千畝の目の前で男は見る見るうちに変異し、顎関節もミシミシと広がって、獣じみた顔になっていく。
左右で長さの違ういびつな牙をカチカチ言わせて男がうめく。
「くっそがああぁ、ぶっころひてやらあああ」
黒い爪の一撃を、千畝はあっさり避けてから、
「南雲さん、ごめんなさい」
「へっ?」
顔の前で両手を合わせてから、どん、と彼の体を突き飛ばした。
南雲が蝶のいる温室に尻もちをついたのを見届けて、千畝は音を立ててドアを閉める。ドアが閉まると同時に再びロックがかかった音がする。
「しばらく、そこから出てこないで下さい」
その中にいれば、多少は安全だ。
あとは自分がこの男たちをどうさばいていくか──。
千畝がそう思った時。変異した男の獰猛な顔が奇妙に歪んだ。
「があ?」
男は自分の体に起こっていることがよく理解できないようで、戸惑うようなそぶりを見せる。
千畝も、これから起こることがなんなのかわからなかった。
だから男と対峙していて、その瞬間をまともに見てしまった。男の顔の表面の肉が、重力に耐えかねるようにして、ずれるのを。
「んあ……?」
男は妙にあどけない、きょとんとした顔をしている。
そうしている間にも、顔の肉は流れるようにずれていき、同時に振りかぶった手が肘関節のところで溶けて落ちる。
同じようにして肩がはずれ、膝が落ち、頭蓋骨を支えている首がななめになる。
男の表情に恐怖が浮かぶのを千畝ははっきりと見た。
(意識が、あるんだ)
それがどんなに残酷なことか、千畝が理解するよりも、男の体の中で緑色のちかちか光るものを見つける方が先だった。
さっき男が飲み込んだカプセルが、半ば溶けずに残っているのだった。
「お、おい……」
男が口を動かしてなにか言った。
それははっきりと、千畝に向けた言葉だった。
だが口を動かそうとすればするほど、顔の崩れようはひどくなる。
顔が原形をとどめなくなる最後の瞬間、
「た、すけ……くれよ」
声が聞こえた気がして、千畝はとっさに身を乗り出した。
どうしてそんなことをしたのか、千畝自身、あとからうまく説明する自信はなかった。ただ、手が勝手に動いていた。
こちらへ向けて伸ばされた手の指を、千畝は両手で受け止めにいく。
──正確には、掴もうとした。
千畝の手が、男の手をつかんだと思った瞬間、男の手と骨はぐじゃっとつぶれて、溶けた。
「────っ!!」
千畝は男に呼びかけようとして、名前を知らないことに気づく。
既に光をうつさない瞳が汚れたコンクリの上に落ちたあとには、ぷんと強い酸の匂いがした。
(ううっ……)
千畝は身を乗り出していたせいで、血と内臓の腐臭をもろに鼻先で受け止めてしまった。
どんどん、どんどんどん。背後でせわしなくなにかを叩く音がする。
千畝は振り向く気力もない。
今目の前で起きたこと。ほんの数分前までは生きて動いていた人間が、今はねばっこい泥のようになって足元に広がっていること。

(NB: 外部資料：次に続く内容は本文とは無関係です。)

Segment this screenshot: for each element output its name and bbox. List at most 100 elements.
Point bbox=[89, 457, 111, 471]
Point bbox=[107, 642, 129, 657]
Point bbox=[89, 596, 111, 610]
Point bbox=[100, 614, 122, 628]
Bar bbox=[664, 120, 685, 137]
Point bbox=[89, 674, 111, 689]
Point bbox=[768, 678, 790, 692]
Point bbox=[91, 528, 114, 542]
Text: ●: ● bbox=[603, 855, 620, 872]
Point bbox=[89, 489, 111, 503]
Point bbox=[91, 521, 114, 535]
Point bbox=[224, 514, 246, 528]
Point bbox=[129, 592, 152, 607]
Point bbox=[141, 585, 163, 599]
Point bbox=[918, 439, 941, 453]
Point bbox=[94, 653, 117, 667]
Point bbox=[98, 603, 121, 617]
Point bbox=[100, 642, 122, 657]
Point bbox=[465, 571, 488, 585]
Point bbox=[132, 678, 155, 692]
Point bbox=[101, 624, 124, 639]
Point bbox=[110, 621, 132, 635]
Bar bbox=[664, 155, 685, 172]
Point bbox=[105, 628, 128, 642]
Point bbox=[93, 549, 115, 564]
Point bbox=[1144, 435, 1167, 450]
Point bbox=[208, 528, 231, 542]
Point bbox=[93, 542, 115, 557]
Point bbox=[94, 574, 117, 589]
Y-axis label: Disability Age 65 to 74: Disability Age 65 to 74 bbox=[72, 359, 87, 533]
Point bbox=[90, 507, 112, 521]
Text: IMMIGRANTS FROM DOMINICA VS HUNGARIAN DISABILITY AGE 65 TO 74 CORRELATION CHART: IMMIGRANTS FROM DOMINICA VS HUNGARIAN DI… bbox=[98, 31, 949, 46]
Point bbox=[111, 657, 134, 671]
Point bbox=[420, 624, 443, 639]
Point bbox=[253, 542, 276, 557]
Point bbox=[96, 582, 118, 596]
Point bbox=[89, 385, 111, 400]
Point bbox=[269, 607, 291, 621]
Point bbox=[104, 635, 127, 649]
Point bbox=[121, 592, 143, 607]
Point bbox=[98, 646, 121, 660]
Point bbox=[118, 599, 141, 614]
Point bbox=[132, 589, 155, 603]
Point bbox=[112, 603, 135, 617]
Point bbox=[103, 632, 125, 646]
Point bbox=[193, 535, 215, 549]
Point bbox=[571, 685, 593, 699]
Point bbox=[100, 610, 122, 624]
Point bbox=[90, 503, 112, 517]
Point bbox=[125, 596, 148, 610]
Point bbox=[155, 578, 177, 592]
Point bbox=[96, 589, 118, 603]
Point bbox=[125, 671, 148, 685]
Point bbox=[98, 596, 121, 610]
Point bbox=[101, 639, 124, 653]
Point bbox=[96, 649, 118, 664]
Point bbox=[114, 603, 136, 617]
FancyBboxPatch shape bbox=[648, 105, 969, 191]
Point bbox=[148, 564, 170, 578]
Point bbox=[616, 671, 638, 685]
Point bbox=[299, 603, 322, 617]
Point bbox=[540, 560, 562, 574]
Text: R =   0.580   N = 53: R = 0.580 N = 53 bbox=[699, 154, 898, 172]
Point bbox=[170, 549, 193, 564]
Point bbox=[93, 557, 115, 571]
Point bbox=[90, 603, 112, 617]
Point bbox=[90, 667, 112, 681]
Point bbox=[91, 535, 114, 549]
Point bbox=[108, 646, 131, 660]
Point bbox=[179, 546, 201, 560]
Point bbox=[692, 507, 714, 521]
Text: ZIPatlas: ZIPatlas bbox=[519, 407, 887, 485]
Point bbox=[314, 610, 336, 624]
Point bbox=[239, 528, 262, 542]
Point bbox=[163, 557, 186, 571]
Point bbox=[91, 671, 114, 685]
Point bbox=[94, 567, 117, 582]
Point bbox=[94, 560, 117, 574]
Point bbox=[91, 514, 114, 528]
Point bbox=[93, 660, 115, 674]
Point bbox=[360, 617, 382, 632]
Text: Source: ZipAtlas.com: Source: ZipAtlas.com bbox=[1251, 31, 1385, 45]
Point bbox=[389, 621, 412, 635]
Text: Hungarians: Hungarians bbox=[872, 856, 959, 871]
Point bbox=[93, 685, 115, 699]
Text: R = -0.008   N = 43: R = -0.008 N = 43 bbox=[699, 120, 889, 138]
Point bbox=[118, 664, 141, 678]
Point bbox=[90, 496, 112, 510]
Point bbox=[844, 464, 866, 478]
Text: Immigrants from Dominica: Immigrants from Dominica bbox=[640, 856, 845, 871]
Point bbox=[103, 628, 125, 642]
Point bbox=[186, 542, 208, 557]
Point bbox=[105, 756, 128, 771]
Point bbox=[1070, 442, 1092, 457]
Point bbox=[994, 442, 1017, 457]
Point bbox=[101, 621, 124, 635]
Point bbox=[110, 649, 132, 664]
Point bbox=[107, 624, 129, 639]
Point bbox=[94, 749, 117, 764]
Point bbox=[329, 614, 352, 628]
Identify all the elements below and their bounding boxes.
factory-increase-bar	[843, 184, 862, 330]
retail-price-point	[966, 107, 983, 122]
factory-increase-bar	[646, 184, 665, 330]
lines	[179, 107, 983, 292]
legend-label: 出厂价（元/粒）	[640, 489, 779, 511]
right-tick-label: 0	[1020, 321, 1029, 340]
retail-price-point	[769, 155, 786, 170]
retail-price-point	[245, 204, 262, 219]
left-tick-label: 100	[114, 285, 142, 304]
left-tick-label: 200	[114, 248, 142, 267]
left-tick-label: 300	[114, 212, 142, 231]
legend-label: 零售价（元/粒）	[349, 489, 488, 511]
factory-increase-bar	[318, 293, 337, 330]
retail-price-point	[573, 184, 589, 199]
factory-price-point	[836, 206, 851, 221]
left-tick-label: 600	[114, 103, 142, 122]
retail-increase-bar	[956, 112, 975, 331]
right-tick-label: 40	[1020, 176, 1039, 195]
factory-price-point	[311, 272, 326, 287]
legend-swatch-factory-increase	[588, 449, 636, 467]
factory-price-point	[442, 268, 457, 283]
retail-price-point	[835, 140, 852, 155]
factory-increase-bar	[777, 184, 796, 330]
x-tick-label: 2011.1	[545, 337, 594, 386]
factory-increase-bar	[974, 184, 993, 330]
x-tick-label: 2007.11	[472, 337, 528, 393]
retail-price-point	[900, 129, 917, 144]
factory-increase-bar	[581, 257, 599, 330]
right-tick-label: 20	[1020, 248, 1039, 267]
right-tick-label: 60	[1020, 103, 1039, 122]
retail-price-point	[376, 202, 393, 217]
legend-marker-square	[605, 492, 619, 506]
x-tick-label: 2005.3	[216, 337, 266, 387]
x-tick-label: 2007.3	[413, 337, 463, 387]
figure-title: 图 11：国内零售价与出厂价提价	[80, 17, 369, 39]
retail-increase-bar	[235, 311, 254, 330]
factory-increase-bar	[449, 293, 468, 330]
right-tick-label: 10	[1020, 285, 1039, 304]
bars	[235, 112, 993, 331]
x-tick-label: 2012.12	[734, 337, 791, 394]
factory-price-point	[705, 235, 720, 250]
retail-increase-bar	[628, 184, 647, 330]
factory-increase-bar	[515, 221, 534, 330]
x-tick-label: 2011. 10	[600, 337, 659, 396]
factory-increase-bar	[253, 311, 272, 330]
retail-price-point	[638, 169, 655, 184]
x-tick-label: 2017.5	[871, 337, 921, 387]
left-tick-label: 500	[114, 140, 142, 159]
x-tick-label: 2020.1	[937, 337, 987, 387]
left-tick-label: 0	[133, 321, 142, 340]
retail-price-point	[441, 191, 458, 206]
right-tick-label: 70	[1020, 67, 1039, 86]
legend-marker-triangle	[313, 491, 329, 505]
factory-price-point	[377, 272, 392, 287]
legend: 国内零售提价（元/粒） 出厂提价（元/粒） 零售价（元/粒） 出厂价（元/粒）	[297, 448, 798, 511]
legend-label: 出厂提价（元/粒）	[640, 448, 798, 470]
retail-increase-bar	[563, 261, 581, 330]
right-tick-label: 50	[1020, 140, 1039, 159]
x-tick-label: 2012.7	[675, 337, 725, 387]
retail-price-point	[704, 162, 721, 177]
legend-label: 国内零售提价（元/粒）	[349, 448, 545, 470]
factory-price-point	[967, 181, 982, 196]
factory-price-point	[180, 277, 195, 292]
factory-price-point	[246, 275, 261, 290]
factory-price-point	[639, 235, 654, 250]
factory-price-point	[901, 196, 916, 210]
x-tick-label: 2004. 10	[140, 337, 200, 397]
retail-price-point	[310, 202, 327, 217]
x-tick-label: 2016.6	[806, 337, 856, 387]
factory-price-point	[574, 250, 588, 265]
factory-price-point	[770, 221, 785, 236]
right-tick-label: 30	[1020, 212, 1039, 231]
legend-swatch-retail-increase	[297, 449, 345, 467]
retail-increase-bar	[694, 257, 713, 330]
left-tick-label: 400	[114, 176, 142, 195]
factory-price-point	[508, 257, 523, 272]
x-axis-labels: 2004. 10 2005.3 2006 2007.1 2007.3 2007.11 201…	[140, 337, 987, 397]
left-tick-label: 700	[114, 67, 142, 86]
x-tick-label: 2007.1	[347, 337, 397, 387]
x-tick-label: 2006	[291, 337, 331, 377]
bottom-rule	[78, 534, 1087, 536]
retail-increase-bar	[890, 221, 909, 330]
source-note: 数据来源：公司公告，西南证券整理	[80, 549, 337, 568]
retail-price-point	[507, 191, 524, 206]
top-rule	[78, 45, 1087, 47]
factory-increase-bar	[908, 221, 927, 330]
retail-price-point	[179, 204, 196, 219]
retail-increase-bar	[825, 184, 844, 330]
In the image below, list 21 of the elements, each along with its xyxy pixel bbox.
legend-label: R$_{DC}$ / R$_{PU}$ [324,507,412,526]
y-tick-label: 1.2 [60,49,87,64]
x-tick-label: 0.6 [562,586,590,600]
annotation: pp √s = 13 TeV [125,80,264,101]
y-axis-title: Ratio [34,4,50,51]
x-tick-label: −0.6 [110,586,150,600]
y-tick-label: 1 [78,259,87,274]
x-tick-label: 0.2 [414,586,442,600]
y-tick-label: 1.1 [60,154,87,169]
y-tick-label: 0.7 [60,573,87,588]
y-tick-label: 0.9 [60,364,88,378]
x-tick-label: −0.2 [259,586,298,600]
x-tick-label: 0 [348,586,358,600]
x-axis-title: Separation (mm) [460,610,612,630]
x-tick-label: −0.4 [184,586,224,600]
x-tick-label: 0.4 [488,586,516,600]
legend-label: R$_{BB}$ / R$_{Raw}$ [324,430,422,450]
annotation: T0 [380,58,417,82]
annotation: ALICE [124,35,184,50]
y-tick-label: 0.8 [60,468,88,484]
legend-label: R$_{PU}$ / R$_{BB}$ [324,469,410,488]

男の仲間たちはそれを見てぎゃあぎゃあ騒ぎながら逃げていった。
どんどん、どんどん。
依然激しくなる背後の音に、千畝はのろのろと顔をあげた。
ちせさん。ちせさん。あけて。南雲の声がやけに遠く聞こえる。
うるさいなあ少しひとりにして。
そんなことを思いながらぼうっとしていた千畝は、目の前に人が近づいてきているのに気づかなかった。
「はじめまして、千畝さん」
その声で千畝は我にかえった。
男が溶けた水溜りの向こうに立っているのは、白衣を着た若い女だった。